Satresnarkoba Polres Taput Ungkap 29 Kasus Narkoba hingga Mei 2026, 34 Tersangka Diamankan

Kamis, 28 Mei 2026 • 13:20:05 WIB
Satresnarkoba Polres Taput Ungkap 29 Kasus Narkoba hingga Mei 2026, 34 Tersangka Diamankan
Satresnarkoba Polres Taput mengungkap 29 kasus narkoba dengan 34 tersangka hingga Mei 2026.

TAPANULI UTARA — Angka pengungkapan kasus narkoba di wilayah hukum Polres Tapanuli Utara terus menunjukkan tren peningkatan.

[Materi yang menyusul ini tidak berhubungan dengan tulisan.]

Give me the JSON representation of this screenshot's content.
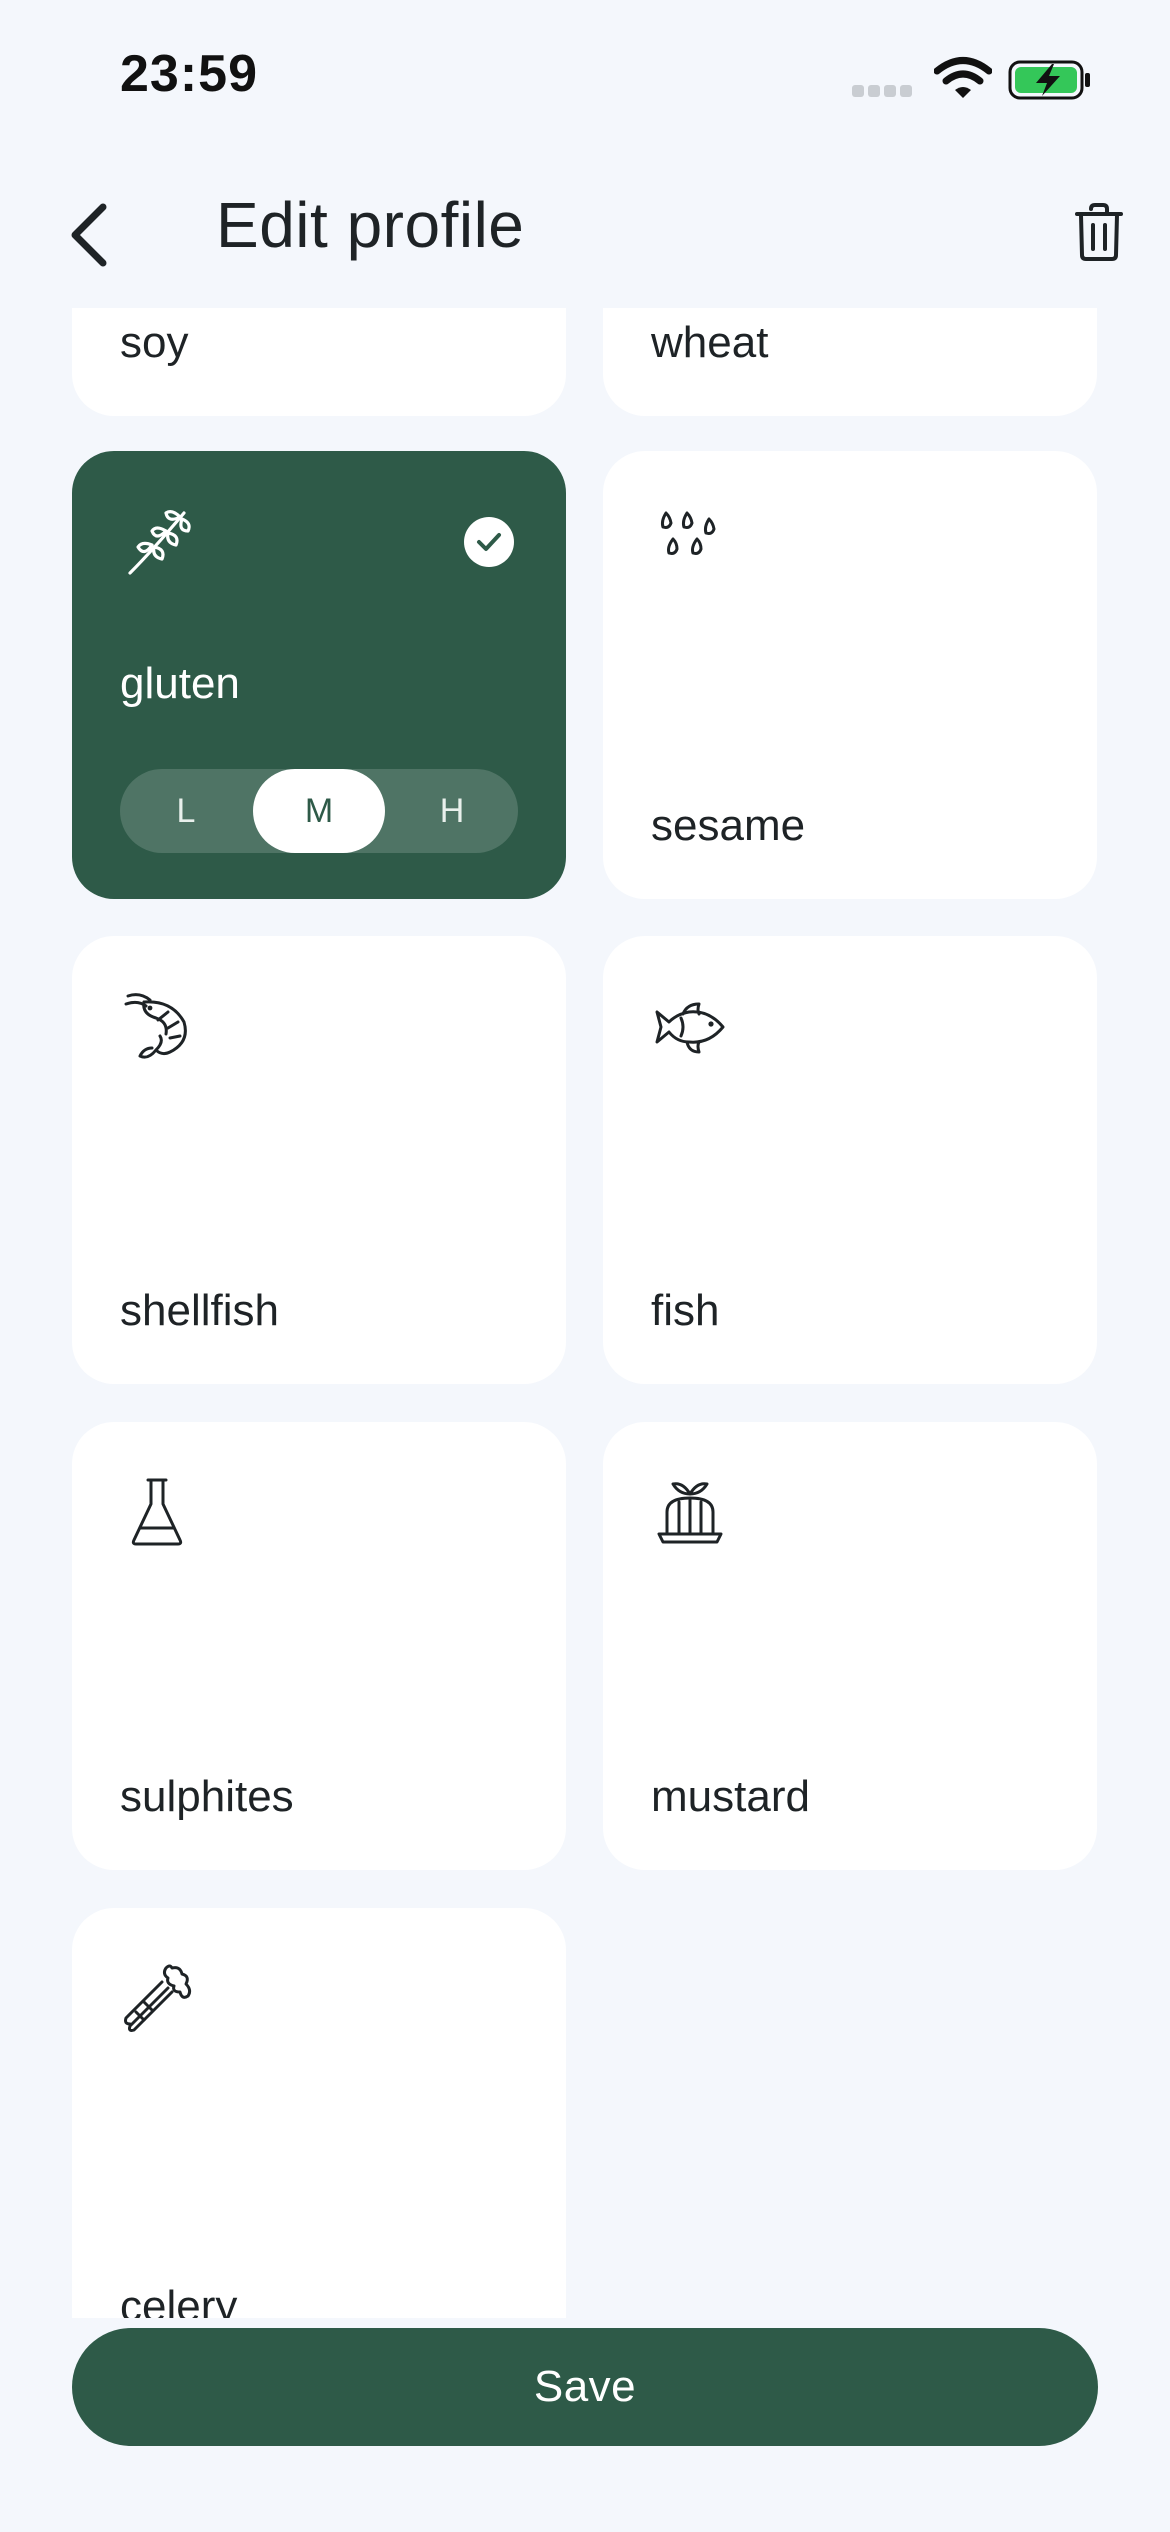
{
  "status_bar": {
    "time": "23:59"
  },
  "header": {
    "title": "Edit profile"
  },
  "allergens": [
    {
      "label": "soy",
      "icon": "soy-icon"
    },
    {
      "label": "wheat",
      "icon": "wheat-icon"
    },
    {
      "label": "gluten",
      "icon": "grain-icon",
      "selected": true,
      "levels": [
        "L",
        "M",
        "H"
      ],
      "selected_level": "M"
    },
    {
      "label": "sesame",
      "icon": "seeds-icon"
    },
    {
      "label": "shellfish",
      "icon": "shrimp-icon"
    },
    {
      "label": "fish",
      "icon": "fish-icon"
    },
    {
      "label": "sulphites",
      "icon": "flask-icon"
    },
    {
      "label": "mustard",
      "icon": "jelly-icon"
    },
    {
      "label": "celery",
      "icon": "celery-icon"
    }
  ],
  "save_label": "Save",
  "colors": {
    "accent": "#2E5A48",
    "background": "#F4F7FC",
    "card": "#FFFFFF",
    "battery": "#34C759"
  }
}
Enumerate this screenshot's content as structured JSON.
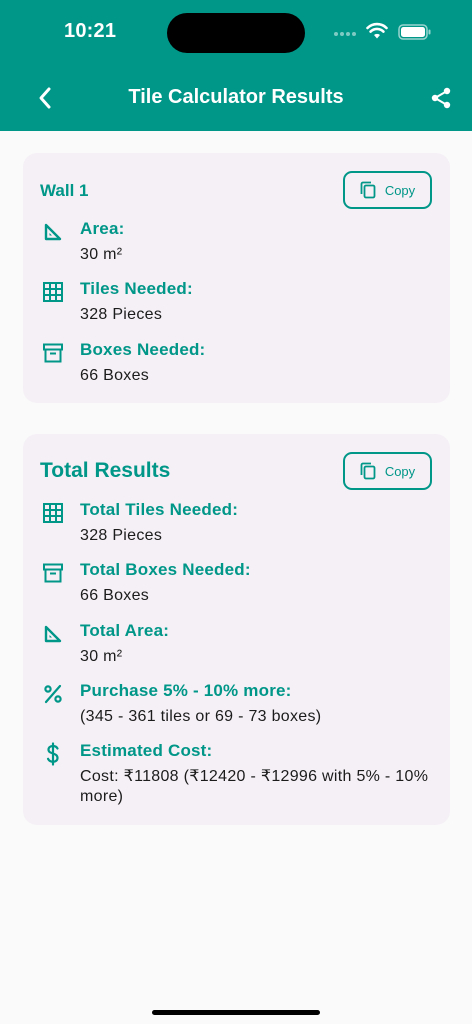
{
  "status_bar": {
    "time": "10:21"
  },
  "app_bar": {
    "title": "Tile Calculator Results"
  },
  "wall_card": {
    "title": "Wall 1",
    "copy_label": "Copy",
    "area_label": "Area:",
    "area_value": "30 m²",
    "tiles_label": "Tiles Needed:",
    "tiles_value": "328 Pieces",
    "boxes_label": "Boxes Needed:",
    "boxes_value": "66 Boxes"
  },
  "total_card": {
    "title": "Total Results",
    "copy_label": "Copy",
    "tiles_label": "Total Tiles Needed:",
    "tiles_value": "328 Pieces",
    "boxes_label": "Total Boxes Needed:",
    "boxes_value": "66 Boxes",
    "area_label": "Total Area:",
    "area_value": "30 m²",
    "purchase_label": "Purchase 5% - 10% more:",
    "purchase_value": "(345 - 361 tiles or 69 - 73 boxes)",
    "cost_label": "Estimated Cost:",
    "cost_value": "Cost: ₹11808 (₹12420 - ₹12996 with 5% - 10% more)"
  },
  "icons": {
    "back": "chevron-left-icon",
    "share": "share-icon",
    "copy": "copy-icon",
    "area": "set-square-icon",
    "tiles": "grid-icon",
    "boxes": "archive-box-icon",
    "percent": "percent-icon",
    "cost": "dollar-icon"
  },
  "colors": {
    "primary": "#009688",
    "card_bg": "#f5f0f6",
    "page_bg": "#fafafa"
  }
}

Hingga Mei 2026, Satresnarkoba telah menangani 29 perkara dengan 34 orang ditetapkan sebagai tersangka.

Kasat Resnarkoba Polres Tapanuli Utara, Iptu JP Pardede, menyebutkan bahwa operasi pemberantasan ini merupakan tindak lanjut instruksi Kapolda Sumatera Utara di tengah status darurat narkoba yang berlaku di provinsi tersebut.

"Sejak Januari hingga Mei 2026, kami telah mengungkap sebanyak 29 kasus tindak pidana narkoba dengan jumlah 34 tersangka. Jika dibandingkan dengan tahun 2025 yang berjumlah 58 kasus, maka hingga Mei tahun ini sudah mencapai sekitar 50 persen dari total pengungkapan tahun sebelumnya," ujar Iptu JP Pardede, Kamis (28/5).

Ganja Mendominasi Peredaran di Tapanuli Utara

Dari seluruh pengungkapan yang dilakukan, ganja menjadi jenis narkotika yang paling dominan beredar di wilayah hukum Polres Tapanuli Utara. Meski sabu-sabu juga ditemukan, jumlahnya masih jauh lebih kecil dibandingkan ganja.

"Untuk wilayah Tapanuli Utara, yang paling mendominasi adalah ganja. Sabu juga sudah ada, tetapi belum terlalu besar jumlahnya," ungkap Kasat Resnarkoba.

Bandara Silangit Jadi Jalur Pengawasan Ketat

Salah satu temuan terbaru yang menjadi perhatian aparat adalah pengiriman narkoba melalui Bandara Silangit. Pengawasan terhadap jalur udara ini akan diperketat menyusul temuan pengiriman dalam jumlah yang dinilai cukup besar.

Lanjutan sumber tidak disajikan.